Le PDG de la CAQ et son nouvel employé

2012/01/12 | Par Robin Philpot

Quand Jean Chrétien faisait campagne pour diriger le Parti Libéral du Canada contre un dénommé Paul Martin, il a dit qu’un premier ministre du Canada est bien d’autre chose qu’un « Chief Executive Officer » (Il l’a dit en anglais.)

François Legault ne semble pas l’avoir compris. En fait, le vocabulaire que lui et François Rebello utilisent en dit long sur ce qu’ils pensent vraiment du Québec. Ce n’est pas le vocabulaire de l’État, ni celui de la politique, mais celui des affaires. On dirait que pour eux gouverner le Québec, c’est l’équivalent de diriger un gros conseil d’administration.

Monsieur Legault parle comme s’il était le PDG d’une nouvelle entreprise qu’il vient de lancer, la CAQ. D’ailleurs, le 14 novembre, il n’a pas hésité à comparer sa CAQ à Air Transat, entreprise qu’il avait lancée un autre 14 novembre, 25 ans auparavant. Comme PDG, il s’occupe également des fusions et des acquisitions – ces paroles sont de lui. Dans la langue des affaires, ce sont les M & A (Mergers and Acquisitions). Donc, fusion avec l’ADQ.

Dans la même veine, le 10 janvier, il a dit que « François Rebello était une acquisition significative pour la Coalition. » Oui, il a parlé d’une acquisition. Pas d’un recrutement, pas d’une adhésion à de nouvelles idées et d’un nouveau programme politique, mais d’une acquisition. Comme lorsque Power Corporation, par exemple, a acquis la London Life au début des années 2000. En fait, sauf pour le nom, la London Life a cessé d’exister dès qu’elle a été « acquise » par Power. Est-ce que dans l’esprit de François Legault, à la suite cette « acquisition », François Rebello cesse d’exister, sauf pour le nom, bien sûr?

Et que dit « l’acquisitionné », si on permet le néologisme?

En fait, M. Rebello a renchéri en utilisant un vocabulaire du même genre. À Anne-Marie Dussault de Radio-Canada, qui questionnait sa loyauté et ses convictions, « l’acquisitionné » a répondu que quand on quitte un employeur pour un autre, on attend toujours la dernière minute pour l’annoncer. Donc, l’acquisitionné voit son changement de cap comme un changement d’employeur. Son allégeance envers son ancienne PDG se termine au moment où il se joint à l’autre entreprise. Espérons que le salaire offert par le nouvel employeur garantira une plus grande fidélité que celle envers son ancien employeur!

Le problème, c’est que la pauvreté du vocabulaire, autant celui du chef des « fusions et acquisitions » à la CAQ que celui de « l’acquisitionné » ou du nouvel employé de la CAQ, traduit le ratatinement du Québec et de son État qu’ils préparent. Mais elle traduit aussi leur incompréhension de la situation réelle du Québec.

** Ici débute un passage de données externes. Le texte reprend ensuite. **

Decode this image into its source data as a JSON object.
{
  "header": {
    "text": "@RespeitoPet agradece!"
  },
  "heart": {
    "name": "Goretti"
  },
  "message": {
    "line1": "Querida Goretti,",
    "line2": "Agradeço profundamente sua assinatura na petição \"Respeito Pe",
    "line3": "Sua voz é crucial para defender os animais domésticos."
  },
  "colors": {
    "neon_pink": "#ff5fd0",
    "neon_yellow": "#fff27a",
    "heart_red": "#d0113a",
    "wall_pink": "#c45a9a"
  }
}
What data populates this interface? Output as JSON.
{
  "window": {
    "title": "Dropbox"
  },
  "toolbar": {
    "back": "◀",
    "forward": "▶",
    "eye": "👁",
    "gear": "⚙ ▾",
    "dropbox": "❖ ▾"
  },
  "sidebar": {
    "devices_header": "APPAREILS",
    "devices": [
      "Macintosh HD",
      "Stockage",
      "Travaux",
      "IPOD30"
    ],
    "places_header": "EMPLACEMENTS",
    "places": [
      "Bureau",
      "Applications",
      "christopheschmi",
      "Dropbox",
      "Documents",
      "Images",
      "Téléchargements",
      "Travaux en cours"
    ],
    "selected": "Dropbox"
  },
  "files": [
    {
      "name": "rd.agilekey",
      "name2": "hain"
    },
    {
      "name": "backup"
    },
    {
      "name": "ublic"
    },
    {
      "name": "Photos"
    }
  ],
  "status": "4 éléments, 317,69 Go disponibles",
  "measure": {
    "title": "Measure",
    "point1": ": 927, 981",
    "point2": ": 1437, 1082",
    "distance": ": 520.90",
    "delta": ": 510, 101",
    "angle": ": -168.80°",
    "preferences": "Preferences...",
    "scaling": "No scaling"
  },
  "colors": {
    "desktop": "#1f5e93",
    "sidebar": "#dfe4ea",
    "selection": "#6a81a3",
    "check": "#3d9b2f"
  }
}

Peut-être si on utilise leur propre vocabulaire d’affaires, ils percevront le cul de sac dans lequel ils proposent de nous mener.

François Legault aspire de devenir le PDG (Québec) d’une succursale – une parmi dix – d’une entreprise mulitinationale qui s’appelle le Canada et dont le siège social est partagé entre Toronto et Ottawa. Il s’occupera de la bonne gestion de sa succursale ainsi que du marketing et du service à la clientèle dans son territoire. Il veillera, pour le siège social, sur la réputation de l’entreprise, mettra ses connaissances au service du maintien du statu quo pour s’assurer que l’entreprise continue à prospérer, même quand cette entreprise favorise d’autres territoires et d’autres succursales, et il mettra en œuvre les politiques, priorités et orientations que le siège social définit pour l’ensemble de l’entreprise. Les produits et les prix seront déterminés par siège social, sans consultation avec le PDG (Québec). La prospection des marchés extérieurs est du ressort du siège social et les profits que l’entreprise en tirera seront répartis par le siège social comme bon lui semble.

Inutile d’aller plus loin. On perçoit déjà le triste avenir qui se dessine.

Jamais n’aurais-je pensé regretter un jour une déclaration de Jean Chrétien. Mais sur le rôle d’un premier ministre, même du Québec, il a frappé dans le mille. Devenir premier ministre n’est pas la même chose que devenir un « Chief Executive Officer ».